The inquiry was held in my schoolroom.  My master acted as secretary to the court, and I got leave to sit there and listen.  For the matter of that, the clerk spoke in so loud a voice that it could be heard through the open window by every one in the place.  The unfortunate youth was called upon to account for the entire day on which the murder had been committed—­for every hour of that Sunday.  He denied that he had killed her—­denied it with the utmost emphasis:  “It was not he who had done it.”  The magistrate’s examination was both acutely and kindly conducted; Peer was moved to tears, but no confession could be drawn from him.
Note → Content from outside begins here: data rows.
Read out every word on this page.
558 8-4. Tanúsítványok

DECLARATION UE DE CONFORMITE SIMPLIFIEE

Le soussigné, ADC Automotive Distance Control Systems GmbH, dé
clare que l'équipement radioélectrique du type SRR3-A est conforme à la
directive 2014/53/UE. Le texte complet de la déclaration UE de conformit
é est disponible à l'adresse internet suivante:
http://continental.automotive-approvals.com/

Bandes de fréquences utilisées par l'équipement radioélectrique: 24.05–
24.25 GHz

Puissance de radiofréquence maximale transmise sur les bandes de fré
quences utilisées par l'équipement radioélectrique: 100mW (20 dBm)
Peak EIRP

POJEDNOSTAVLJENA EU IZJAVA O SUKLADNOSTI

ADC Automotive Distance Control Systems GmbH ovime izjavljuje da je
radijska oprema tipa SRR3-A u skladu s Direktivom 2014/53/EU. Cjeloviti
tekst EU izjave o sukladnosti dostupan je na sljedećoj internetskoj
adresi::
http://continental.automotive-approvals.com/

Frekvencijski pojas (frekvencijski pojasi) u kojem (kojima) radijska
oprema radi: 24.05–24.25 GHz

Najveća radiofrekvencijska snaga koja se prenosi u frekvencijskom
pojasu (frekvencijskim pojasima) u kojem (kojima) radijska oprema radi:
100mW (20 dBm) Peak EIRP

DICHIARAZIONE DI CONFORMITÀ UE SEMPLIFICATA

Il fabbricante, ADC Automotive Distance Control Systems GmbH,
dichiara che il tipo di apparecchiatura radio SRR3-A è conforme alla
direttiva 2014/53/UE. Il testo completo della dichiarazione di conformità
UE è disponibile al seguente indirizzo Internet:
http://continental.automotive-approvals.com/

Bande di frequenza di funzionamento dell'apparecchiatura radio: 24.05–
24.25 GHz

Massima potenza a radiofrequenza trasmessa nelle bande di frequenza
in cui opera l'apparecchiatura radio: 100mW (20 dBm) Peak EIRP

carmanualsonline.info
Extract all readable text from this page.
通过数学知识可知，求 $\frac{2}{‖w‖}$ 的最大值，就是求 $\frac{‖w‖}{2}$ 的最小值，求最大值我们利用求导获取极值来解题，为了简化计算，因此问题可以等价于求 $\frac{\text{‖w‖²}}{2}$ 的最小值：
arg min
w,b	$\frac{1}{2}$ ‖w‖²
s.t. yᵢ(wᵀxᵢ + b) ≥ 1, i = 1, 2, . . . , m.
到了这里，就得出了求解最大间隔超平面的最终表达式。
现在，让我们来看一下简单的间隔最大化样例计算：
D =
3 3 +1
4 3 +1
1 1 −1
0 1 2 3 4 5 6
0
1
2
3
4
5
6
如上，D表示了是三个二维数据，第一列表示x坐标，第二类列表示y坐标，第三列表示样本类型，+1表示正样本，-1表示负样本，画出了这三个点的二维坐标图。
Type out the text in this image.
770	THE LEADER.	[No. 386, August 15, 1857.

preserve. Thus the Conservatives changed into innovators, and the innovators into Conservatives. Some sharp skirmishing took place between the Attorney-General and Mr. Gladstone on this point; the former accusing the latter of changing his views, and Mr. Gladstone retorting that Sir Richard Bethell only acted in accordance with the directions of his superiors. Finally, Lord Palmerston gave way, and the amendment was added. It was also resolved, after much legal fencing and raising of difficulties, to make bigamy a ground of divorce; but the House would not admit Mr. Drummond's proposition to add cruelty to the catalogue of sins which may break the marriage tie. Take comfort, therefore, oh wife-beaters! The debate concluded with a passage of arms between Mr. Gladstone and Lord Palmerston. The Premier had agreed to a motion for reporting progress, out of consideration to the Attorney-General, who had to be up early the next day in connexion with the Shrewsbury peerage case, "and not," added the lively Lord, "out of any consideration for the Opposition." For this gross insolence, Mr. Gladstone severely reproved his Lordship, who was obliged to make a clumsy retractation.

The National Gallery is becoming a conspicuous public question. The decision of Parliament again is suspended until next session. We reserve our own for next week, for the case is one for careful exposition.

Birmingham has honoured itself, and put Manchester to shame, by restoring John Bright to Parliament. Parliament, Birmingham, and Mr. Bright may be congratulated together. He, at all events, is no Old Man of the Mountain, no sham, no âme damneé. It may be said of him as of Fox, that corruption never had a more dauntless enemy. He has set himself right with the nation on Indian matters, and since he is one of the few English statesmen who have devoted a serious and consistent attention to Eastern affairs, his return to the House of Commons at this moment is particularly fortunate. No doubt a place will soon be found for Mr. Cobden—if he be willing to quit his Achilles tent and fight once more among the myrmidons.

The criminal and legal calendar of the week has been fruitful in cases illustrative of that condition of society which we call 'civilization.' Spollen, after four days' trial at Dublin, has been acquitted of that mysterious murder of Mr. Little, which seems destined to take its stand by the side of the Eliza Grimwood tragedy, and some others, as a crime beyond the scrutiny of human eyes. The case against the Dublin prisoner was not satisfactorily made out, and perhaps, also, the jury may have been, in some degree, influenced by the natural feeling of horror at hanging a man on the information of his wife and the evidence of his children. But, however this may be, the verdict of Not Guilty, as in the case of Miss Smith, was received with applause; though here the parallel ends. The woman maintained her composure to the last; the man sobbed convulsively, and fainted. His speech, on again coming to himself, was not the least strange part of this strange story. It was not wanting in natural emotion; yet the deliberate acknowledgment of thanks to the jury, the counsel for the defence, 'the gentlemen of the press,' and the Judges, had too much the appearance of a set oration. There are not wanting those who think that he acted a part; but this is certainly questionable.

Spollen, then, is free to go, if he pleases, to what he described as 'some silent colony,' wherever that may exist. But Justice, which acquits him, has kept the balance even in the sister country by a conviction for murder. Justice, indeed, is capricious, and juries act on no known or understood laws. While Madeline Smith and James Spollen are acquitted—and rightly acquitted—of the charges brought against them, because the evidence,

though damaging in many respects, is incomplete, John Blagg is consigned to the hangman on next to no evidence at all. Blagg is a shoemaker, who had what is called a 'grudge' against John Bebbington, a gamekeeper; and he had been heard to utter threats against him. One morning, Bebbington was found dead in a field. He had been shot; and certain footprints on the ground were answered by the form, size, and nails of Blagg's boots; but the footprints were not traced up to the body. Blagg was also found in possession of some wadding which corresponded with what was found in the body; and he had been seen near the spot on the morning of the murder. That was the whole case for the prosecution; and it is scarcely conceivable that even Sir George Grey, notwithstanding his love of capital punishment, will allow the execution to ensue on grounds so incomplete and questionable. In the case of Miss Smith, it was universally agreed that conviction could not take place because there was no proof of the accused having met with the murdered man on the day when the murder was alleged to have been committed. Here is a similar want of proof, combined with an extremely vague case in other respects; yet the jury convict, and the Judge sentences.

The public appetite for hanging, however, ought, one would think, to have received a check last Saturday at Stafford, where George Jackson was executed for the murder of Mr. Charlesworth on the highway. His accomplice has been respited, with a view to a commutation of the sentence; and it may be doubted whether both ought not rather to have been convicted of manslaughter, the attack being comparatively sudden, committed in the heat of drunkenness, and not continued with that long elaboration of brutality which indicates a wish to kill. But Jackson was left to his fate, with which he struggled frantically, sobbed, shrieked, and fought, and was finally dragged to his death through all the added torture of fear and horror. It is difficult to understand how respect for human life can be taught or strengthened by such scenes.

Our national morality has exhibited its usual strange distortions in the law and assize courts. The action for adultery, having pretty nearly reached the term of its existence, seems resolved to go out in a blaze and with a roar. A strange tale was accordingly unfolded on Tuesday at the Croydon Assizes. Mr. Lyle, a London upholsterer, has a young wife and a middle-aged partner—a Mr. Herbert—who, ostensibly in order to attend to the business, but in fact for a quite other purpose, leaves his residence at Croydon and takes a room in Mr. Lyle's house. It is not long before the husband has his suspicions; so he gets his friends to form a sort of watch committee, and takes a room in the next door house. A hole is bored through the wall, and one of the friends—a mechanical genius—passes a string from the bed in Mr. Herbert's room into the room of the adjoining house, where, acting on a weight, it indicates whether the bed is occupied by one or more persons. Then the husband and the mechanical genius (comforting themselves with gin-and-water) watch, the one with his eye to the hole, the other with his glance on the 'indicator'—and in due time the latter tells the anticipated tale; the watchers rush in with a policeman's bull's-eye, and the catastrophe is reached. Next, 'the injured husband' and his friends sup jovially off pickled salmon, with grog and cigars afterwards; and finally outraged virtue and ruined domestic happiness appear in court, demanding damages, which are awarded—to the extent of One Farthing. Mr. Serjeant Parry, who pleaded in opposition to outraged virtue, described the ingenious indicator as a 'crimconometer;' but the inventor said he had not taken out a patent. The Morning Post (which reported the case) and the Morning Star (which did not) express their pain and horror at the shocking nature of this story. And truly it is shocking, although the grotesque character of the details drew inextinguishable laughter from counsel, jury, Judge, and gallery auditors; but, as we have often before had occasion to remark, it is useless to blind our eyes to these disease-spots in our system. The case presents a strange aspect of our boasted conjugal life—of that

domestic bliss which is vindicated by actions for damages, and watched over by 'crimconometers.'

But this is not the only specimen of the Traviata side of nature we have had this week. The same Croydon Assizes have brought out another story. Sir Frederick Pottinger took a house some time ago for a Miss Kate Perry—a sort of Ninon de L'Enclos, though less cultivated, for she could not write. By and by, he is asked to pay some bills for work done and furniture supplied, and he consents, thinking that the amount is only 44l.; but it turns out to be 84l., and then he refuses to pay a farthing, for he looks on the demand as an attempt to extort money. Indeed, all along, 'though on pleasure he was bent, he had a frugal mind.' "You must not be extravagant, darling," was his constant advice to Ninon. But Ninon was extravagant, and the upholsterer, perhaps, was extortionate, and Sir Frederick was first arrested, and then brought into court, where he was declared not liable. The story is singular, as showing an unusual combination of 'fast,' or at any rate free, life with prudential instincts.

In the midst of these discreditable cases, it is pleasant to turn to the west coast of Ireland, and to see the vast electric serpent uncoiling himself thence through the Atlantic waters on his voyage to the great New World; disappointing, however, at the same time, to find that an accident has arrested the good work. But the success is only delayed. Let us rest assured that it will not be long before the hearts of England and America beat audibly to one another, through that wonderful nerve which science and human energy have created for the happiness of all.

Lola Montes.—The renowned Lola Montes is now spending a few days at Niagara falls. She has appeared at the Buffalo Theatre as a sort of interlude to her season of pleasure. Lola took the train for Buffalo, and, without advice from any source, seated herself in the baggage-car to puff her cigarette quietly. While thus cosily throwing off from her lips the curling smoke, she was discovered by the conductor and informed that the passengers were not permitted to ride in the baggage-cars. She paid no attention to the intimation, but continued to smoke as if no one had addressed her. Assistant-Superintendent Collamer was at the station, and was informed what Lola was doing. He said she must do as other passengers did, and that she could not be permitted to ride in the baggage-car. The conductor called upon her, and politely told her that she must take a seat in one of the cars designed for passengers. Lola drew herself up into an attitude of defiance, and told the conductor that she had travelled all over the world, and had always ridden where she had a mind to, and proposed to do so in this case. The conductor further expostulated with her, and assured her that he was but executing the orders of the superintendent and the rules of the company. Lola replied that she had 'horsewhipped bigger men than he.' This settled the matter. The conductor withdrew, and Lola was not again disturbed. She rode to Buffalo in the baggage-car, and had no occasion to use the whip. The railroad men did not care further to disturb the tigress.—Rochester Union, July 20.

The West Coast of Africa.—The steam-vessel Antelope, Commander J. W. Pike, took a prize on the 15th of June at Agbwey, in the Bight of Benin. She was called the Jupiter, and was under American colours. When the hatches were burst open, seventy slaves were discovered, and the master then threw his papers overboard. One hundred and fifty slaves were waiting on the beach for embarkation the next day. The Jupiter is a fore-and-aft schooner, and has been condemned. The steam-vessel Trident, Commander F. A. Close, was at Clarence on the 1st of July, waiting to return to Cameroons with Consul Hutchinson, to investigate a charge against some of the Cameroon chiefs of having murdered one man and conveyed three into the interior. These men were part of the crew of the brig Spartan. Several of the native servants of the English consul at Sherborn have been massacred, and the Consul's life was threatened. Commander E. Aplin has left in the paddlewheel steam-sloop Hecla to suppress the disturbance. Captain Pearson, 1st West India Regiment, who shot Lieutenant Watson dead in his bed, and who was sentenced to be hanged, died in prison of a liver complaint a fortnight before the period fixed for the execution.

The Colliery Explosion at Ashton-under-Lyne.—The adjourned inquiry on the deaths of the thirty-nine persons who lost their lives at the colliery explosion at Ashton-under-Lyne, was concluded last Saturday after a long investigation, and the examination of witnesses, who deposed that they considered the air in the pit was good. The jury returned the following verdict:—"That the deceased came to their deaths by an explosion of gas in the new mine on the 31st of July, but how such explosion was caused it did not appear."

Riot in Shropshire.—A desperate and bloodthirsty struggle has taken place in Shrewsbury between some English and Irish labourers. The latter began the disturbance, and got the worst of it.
“This will be a long business, madam,” said the magistrate to my mother when the first day’s inquiry was over.  But later in the evening Peer’s sister came to the parsonage and remained with him all through the night.  They were heard whispering and crying unceasingly.  In the morning Peer was pale and silent; before the court he took all the blame upon himself.

The way it had happened, he explained, was that he had been her lover, and that his mother had strongly disapproved of the connection.  So one Sunday as the girl, prayer-book in hand, was going to church, he met her in the wood.  They sat down, and he asked if she intended to declare him the father of the child she was about to bear; for it was in this time of sore necessity that she was going to seek consolation in the church.  She replied that she could accuse no one else.  He spoke of the shame it would bring on him, and how annoyed his mother already was.  Yes, yes, she knew that too well.  His mother was very angry with her; and she thought it strange of Peer that he didn’t stand up for her; he knew best whose fault it was that all this had happened.  But Peer hinted that she had been compliant to others as well as to himself, and therefore he would not submit to being given out as the child’s father.  He tried to make her angry, but did not succeed, she was so gentle.  He had an axe lying concealed in the heather near where he sat.  He took it and struck her on the head from behind.  She did not lose consciousness at once, but tried to defend herself while she begged for her life.  He could give no clear account of what happened afterwards.  It seemed almost as though he himself had lost consciousness.  As to the other events, he accepted the account of them which had been given in the evidence against him.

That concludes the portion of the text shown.